The orchestra plays a single piece of music.  Delivering a work means saying goodbye, putting it in the hands of someone else, of the people who will use it. And yet, like Bosso said, this construction site leaves a replicable model that can be used elsewhere in Italy. This work has convinced many people that “the last note does not exist,” because the new Genoa Bridge, born from a dramatic and unforgettable tragedy, is and will remain the heritage of everyone. Just like music.

Athens and Genoa, celebrating a great infrastructure work

A thread connects Athens and Genoa, the locations of two projects built by the Webuild Group and designed by architect Renzo Piano.

On 26 June 2014, the Webuild Group (then Salini Impregilo) organised a classical music concert in the Piano-designed Stavros Niarchos Cultural Centre in Athens which became a major attraction for European arts and culture. Entitled “The Crane Dance” (because the movement of the cranes accompanied the music of the orchestra), the concert celebrated the idea that an infrastructure work could embrace art and beauty.

The centre and the bridge are linked by Webuild and the architect Renzo Piano, who designed the bridge over the Polcevera to be perfectly integrated with the environment and to tell the story of this city.

“It is a Genoese bridge, because it is a bridge that does its job well. It is an urban bridge,” the Genoa-born architect said. “And it is the child of a tragedy. I came up with the idea, it’s the people who built it. This is not a bridge, it’s a ship, a white vessel. It’s sober, simple, strong.”

Six years after the “Dance of the Cranes” in Athens, Renzo Piano attended Accademia Nazionale di Santa Cecilia Orchestra’s concert in Genoa. It ended with the notes of Italy’s national anthem, and the bridge was illuminated with the red, white and green colors of Italy’s flag, just as it had been every night starting from Italy’s lockdown.

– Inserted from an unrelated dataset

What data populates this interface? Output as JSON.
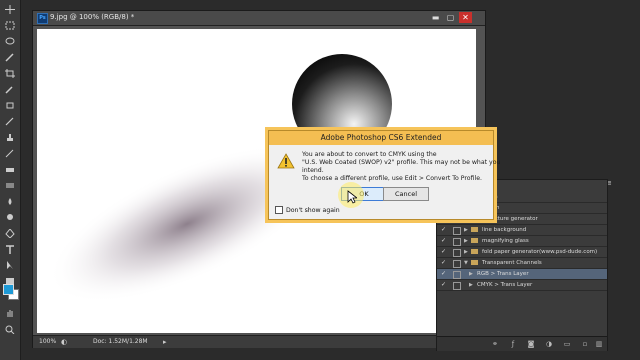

August 3: the inauguration of the new Genoa Bridge

 A last week of intense work, with dozens of people toiling day and night to put the finishing touches on the bridge. The final sprint at a construction site that ran a marathon without stopping once. The finish line is on August 3, when the inauguration ceremony for the new Genova San Giorgio Bridge begins.

As announced by the Mayor and Commissioner for Reconstruction Marco Bucci, the ceremony will be attended by Italian President Sergio Mattarella, confirming the symbolic value of this work. On one hand, the ceremony will commemorate the 43 victims of the collapse of Morandi, and on the other highlight the success of an all-Italian enterprise.

“I have three thoughts: the first is for the 43 victims and their families,” said Bucci at the concert at the foot of the bridge. “Then my thoughts go to the city of Genoa and its 600,000 residents who suffered the collapse of the Morandi.”

Turning to the workers of Webuild and Fincantieri sitting in the stands, he said: “Lastly, I think of those of you who worked on this bridge. You are talented, you are technicians at some of the world’s leading companies, and you have worked with both your head and your heart. You worked with passion. You are the Italy that gets things done. And you can now say to everyone: “I made this bridge.”